Three’s A Charm…

The hand-built and heavily shielded Aardvark

With the Aardvark in line, for the first time, streaming music via either system was a musically rewarding and insightful experience. The Aardvark didn’t just clean up the picture, it brought it into musical focus, arranging the notes and phrases with a recognisable and coherent sense of shape and continuity – exactly the order and pattern that so few streaming systems lack. This is all about intelligibility: turning a bunch of unrelated sounds into a single, coherent musical whole. It is no exaggeration to say that the Aardvark has a transformative impact on streamed music, while even locally stored files played off of the Wadax Reference Server (files that don’t even touch the network, due to the proprietary Akasa optical link) benefit from the reduction in aural pollution entering the system via the Ethernet connection. The poise, weight, percussive strike and articulation of Bill Evans’ notes and phrases was far more lucid, his lines and rhythmic figures far more explicit, with a commensurate increase in the sense of presence, musical connection and performance.

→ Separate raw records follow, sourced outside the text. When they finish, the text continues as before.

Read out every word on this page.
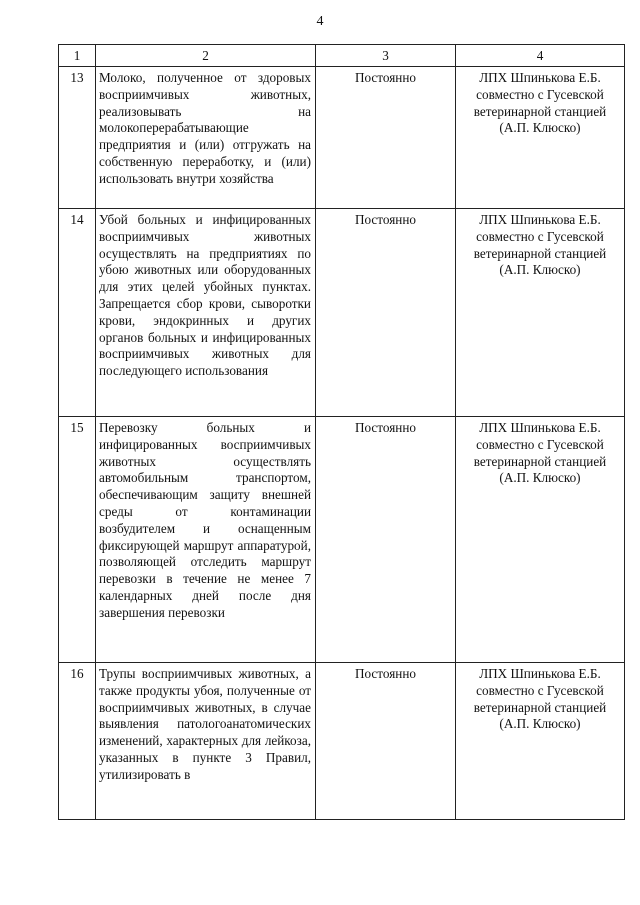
4
1	2	3	4
13	Молоко, полученное от здоровых восприимчивых животных, реализовывать на молокоперерабатывающие предприятия и (или) отгружать на собственную переработку, и (или) использовать внутри хозяйства	Постоянно	ЛПХ Шпинькова Е.Б. совместно с Гусевской ветеринарной станцией (А.П. Клюско)
14	Убой больных и инфицированных восприимчивых животных осуществлять на предприятиях по убою животных или оборудованных для этих целей убойных пунктах. Запрещается сбор крови, сыворотки крови, эндокринных и других органов больных и инфицированных восприимчивых животных для последующего использования	Постоянно	ЛПХ Шпинькова Е.Б. совместно с Гусевской ветеринарной станцией (А.П. Клюско)
15	Перевозку больных и инфицированных восприимчивых животных осуществлять автомобильным транспортом, обеспечивающим защиту внешней среды от контаминации возбудителем и оснащенным фиксирующей маршрут аппаратурой, позволяющей отследить маршрут перевозки в течение не менее 7 календарных дней после дня завершения перевозки	Постоянно	ЛПХ Шпинькова Е.Б. совместно с Гусевской ветеринарной станцией (А.П. Клюско)
16	Трупы восприимчивых животных, а также продукты убоя, полученные от восприимчивых животных, в случае выявления патологоанатомических изменений, характерных для лейкоза, указанных в пункте 3 Правил, утилизировать в	Постоянно	ЛПХ Шпинькова Е.Б. совместно с Гусевской ветеринарной станцией (А.П. Клюско)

The Trio’s internal chemistry took on a new, connected intimacy which immediately revealed their musical qualities and just why they represent such a central pillar of the jazz canon.

If a unit like the EE1 represents a minimum standard, then the Aardvark is the benchmark for serious musical performance. If you expect your streaming source and your system to deliver musical insight as well as a connection to the performers and their performance, you need the Aardvark. Anything less will seriously undermine the musical integrity (and sonic performance) of your set up. This unusual and unassuming little gadget has quickly become as indispensable within the Gy8 systems as it has become a universal reference for ethernet network performance.

Best – The CAD Ethernet Control

Computer Audio Design (CAD) were – perhaps unsurprisingly – early into the whole parallel grounding and system noise reduction market. Starting with the excellent, compact Ground Control (being amongst the first to the party means you get the chance to grab all the best product names), they quickly increased first the capacity of their devices and then in short order the range of applications, fixing a beady eye on network replay in particular. First came the USB Filter – an inline device to kill noise afflicting USB data transfer, quickly followed by the USB Control, a simple block, not-dissimilar to a USB dongle, to eradicate the polluting tendencies of unused USB ports – whether audio outputs or firmware access points. It was a logical direction in which to move, given CAD’s preference for USB data-transfer. However, even if your server is going to spit out its digits over USB, it will still need a (noisy) network connection, so the Ethernet Control was not far behind.

The Ethernet Control (top) and the far smaller USB Control: not easily confused!